Synthesis and characterization of alkali-metal reduced polycyclic aromatic hydrocarbon based materials

The reduction chemistry of polycyclic aromatic hydrocarbon (PAH) based materials is well established and has been investigated for more than a century. A frequently applied reduction method is treatment of the PAH by alkali metals, where an electron from the alkali metal is transferred to the π-system of the PAH. Recently it has been found that these reduced species can possess intriguing magnetic and electronic properties in the solid state, e.g. pentacene derivatives are excellent organic semiconductors and triphenylides are low-dimensional antiferromagnets. This topic has also attracted considerable attention since superconductivity was reported in alkali-metal reduced PAHs synthesised by solid-state techniques. However, the unavailability of well-crystalline and single-phase materials, which would permit the unambiguous identification of the superconducting phase and disclose the origin of superconductivity, has severely hindered progress in this research direction. In this thesis the reduction of PAHs with potassium, rubidium and caesium metals was carried out in aprotic coordinating organic solvents.
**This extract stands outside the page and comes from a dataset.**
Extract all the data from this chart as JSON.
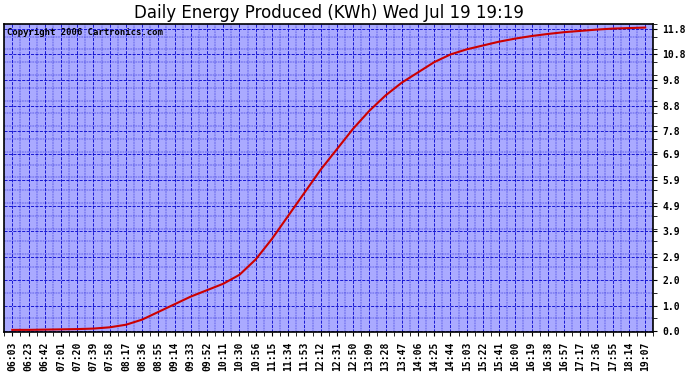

Single crystalline and polycrystalline phase-pure, solvent containing- and solvent-free reduction products were successfully isolated for the first time. Crystal structures were determined with single-crystal and powder X-ray diffraction, magnetism was studied with Superconducting Quantum Interference Device (SQUID) magnetometry and electron paramagnetic resonance (EPR) spectroscopy, and charge transfer was followed with infrared (IR) and Raman spectroscopies. The synthesised materials exhibit a variety of magnetic properties, spanning canted-antiferromagnetism, ferromagnetism, low-dimensional magnetism and diamagnetism. A detailed structural analysis was performed in order to establish magnetostructural correlations. This study has expanded the family of well characterised alkali-metal reduced PAH based materials and gives an insight into the structures and magnetism of this family of compounds.